US cable's largest lobbying organization renewed its call for the FCC to open up the 5.9GHz band for unlicensed use after initial tests showed that WiFi can operate safely in what is widely viewed as a valuable but underutilized swath of wireless spectrum.
Phase I of those tests, conducted by the Federal Communications Commission (FCC) 's Office of Engineering and Technology (OET) in coordination with the National Telecommunications and Information Administration (NTIA) and Department of Transportation, found that the prototype devices used could "reliably" detect incumbent Dedicated Short Range Communications (DSRC) signals.
For the Phase I tests, Cisco Systems Inc. (Nasdaq: CSCO), Qualcomm Inc. (Nasdaq: QCOM), KEA Tech, Broadcom Corp. (Nasdaq: BRCM) and CAV Technologies submitted nine devices for the trial, which was designed to detect DSRC signals and then either vacate the spectrum entirely or share a portion of it with "non-safety" related communications using techniques similar to WiFi sharing. Some 1,450 individual tests, with more than 1 million data points were collected, according to the FCC OET.

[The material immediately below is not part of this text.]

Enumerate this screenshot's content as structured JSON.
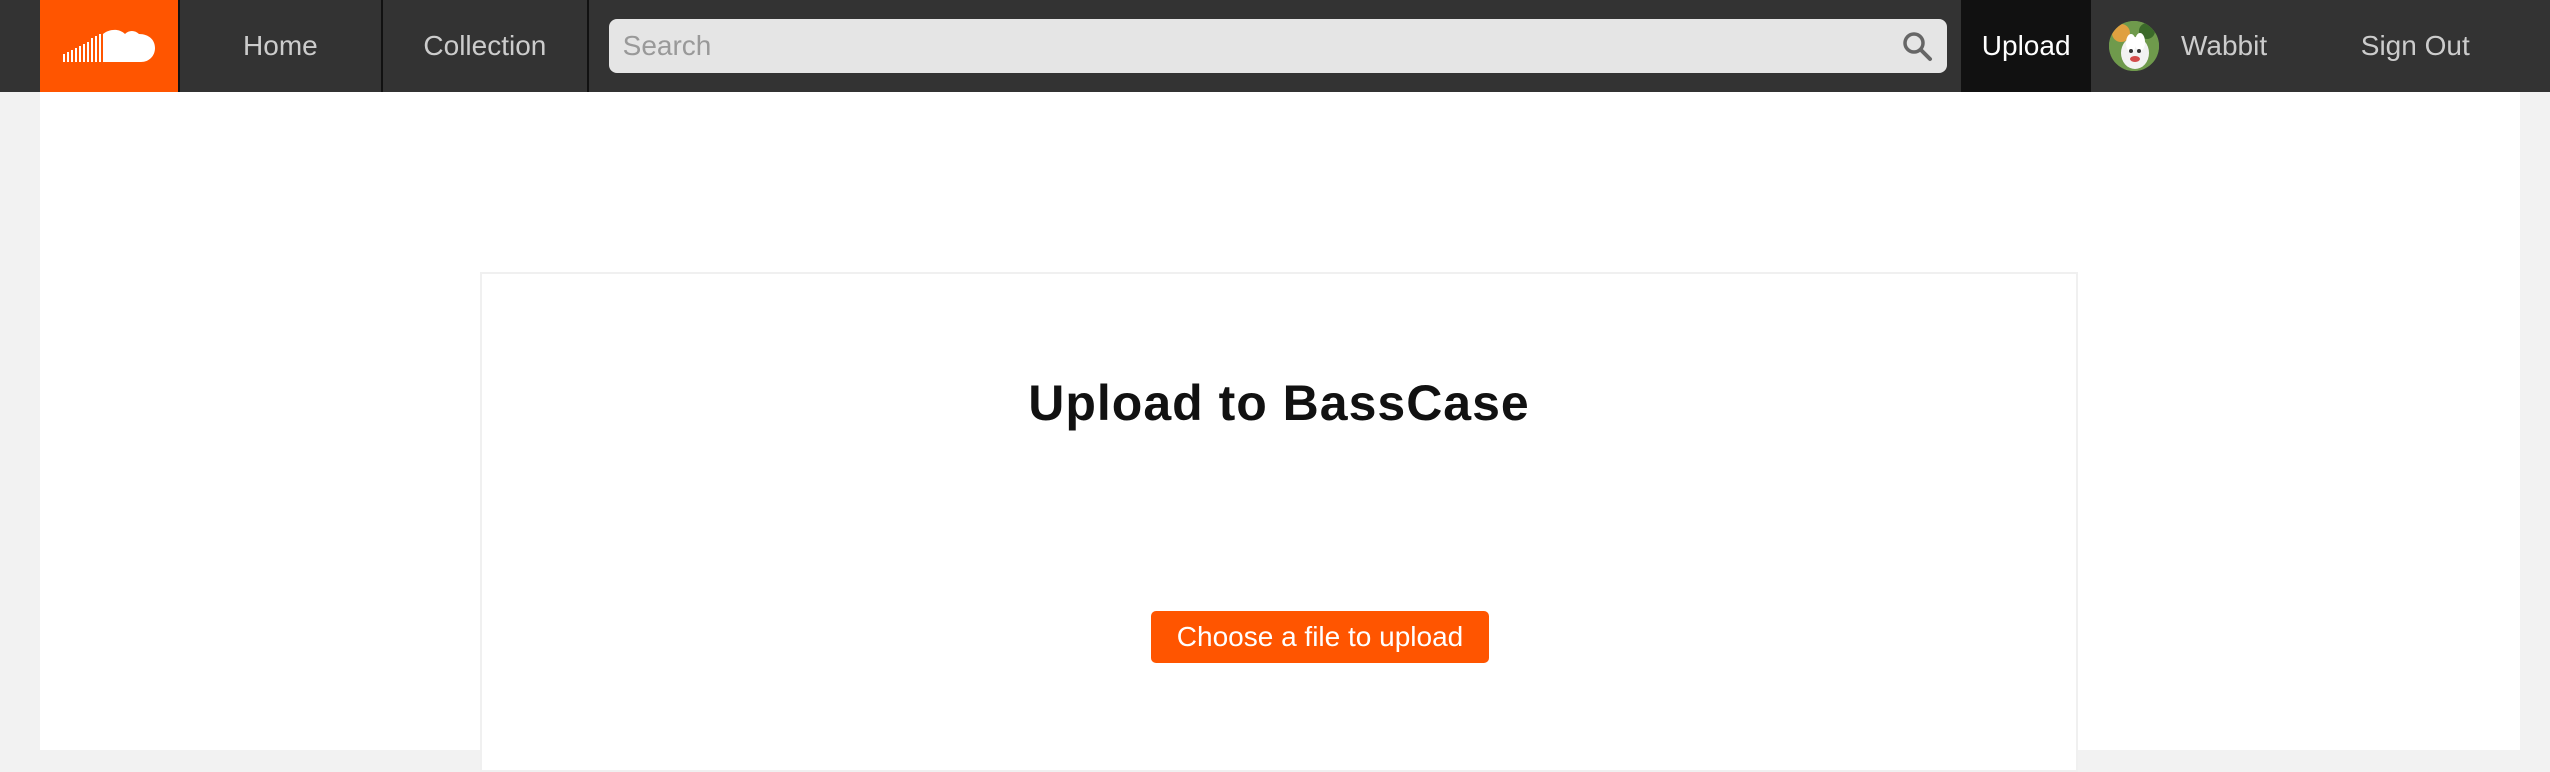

Proposals for the band include a detect-and-vacate option whereby a device intending to operate in the spectrum would be required to cease transmission when DSRC activity is detected, and a re-channelization proposal that would restructure the band.

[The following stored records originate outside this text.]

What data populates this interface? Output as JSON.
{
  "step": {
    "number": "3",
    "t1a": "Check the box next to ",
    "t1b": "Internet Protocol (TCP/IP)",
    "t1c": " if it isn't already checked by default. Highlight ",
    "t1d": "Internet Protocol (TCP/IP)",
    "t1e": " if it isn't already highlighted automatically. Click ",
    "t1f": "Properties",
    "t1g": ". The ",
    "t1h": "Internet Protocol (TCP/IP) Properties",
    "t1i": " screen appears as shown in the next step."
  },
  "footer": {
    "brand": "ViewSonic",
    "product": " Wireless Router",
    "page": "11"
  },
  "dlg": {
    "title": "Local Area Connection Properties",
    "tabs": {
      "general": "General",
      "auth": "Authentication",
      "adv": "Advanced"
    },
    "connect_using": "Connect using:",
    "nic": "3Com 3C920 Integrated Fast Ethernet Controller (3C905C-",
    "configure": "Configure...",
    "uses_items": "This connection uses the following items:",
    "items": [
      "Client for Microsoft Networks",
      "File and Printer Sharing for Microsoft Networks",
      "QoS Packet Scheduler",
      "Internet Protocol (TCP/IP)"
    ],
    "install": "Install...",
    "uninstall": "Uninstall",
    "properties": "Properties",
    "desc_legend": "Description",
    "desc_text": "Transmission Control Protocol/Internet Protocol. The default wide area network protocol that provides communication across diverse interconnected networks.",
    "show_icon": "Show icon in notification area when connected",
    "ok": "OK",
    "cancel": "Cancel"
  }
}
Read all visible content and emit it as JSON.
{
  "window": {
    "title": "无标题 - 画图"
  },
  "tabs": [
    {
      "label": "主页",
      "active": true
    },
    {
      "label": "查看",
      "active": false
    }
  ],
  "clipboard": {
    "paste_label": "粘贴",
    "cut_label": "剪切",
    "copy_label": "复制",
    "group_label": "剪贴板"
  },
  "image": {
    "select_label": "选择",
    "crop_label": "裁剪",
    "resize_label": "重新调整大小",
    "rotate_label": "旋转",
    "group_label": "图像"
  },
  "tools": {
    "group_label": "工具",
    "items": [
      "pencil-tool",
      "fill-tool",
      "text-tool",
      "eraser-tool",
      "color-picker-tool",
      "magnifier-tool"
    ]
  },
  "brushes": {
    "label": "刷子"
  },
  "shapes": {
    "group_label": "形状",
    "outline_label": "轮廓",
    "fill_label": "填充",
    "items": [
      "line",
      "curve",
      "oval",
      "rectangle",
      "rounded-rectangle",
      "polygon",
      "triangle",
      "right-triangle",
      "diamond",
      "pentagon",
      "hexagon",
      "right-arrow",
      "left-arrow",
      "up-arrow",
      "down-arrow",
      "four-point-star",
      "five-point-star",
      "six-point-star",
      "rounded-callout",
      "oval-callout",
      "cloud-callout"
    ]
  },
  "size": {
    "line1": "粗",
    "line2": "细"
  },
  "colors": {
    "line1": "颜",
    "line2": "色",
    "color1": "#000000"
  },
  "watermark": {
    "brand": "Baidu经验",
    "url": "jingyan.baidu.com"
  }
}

The FCC has set a November 28 deadline for comments on the test results and the Commission's current three-phase testing plan, and a December 13 deadline for follow-on replies.
With Phase I testing done, the FCC is proposing Phase II trials involving basic field tests and a few vehicles at a DoT facility, and a Phase III trial with more field tests using a greater number of vehicles, test devices and additional "real-world scenarios."
On behalf of its MSO members, the NCTA – The Internet & Television Association has urged the FCC to give 5.9GHz a "fresh look" for WiFi, arguing that its use for DSRC and connected car applications has "clearly failed." Cable wants a substantial portion of the 75MHz in that "U-NII-4" frequency band (residing at 5850 MHz to 5925 MHz) to be freed up for WiFi, a technology that has become an integral component of the industry's wireless strategy. (See Cable Makes Play for 5.9GHz Band.)
NCTA cheered the FCC test results, holding that the band is poised to "be an important element in delivering gigabit WiFi and fulfilling our nation's agenda of delivering ubiquitous broadband to all Americans."
FCC Commissioner Jessica Rosenworcel has been on cable's side in the debate and has urged the FCC to release the initial test results. "These results are long overdue," she said in a statement. "We need to start a rulemaking to take a fresh look at this band and its real possibilities."
Fellow Commissioner Michael O'Rielly is also pushing for a rulemaking to reallocate "at least" 45MHz of the band, "which is completely unused today for automobile safety."
The Auto Alliance wants the use case for the 5.9GHz band preserved, citing data from the National Highway Traffic Safety Administration indicating that applications enabled by vehicle-to-vehicle (V2V) and vehicle-to-infrastructure (V2I) communications could eliminate or mitigate the severity of up to 80% of "non-impaired" crashes.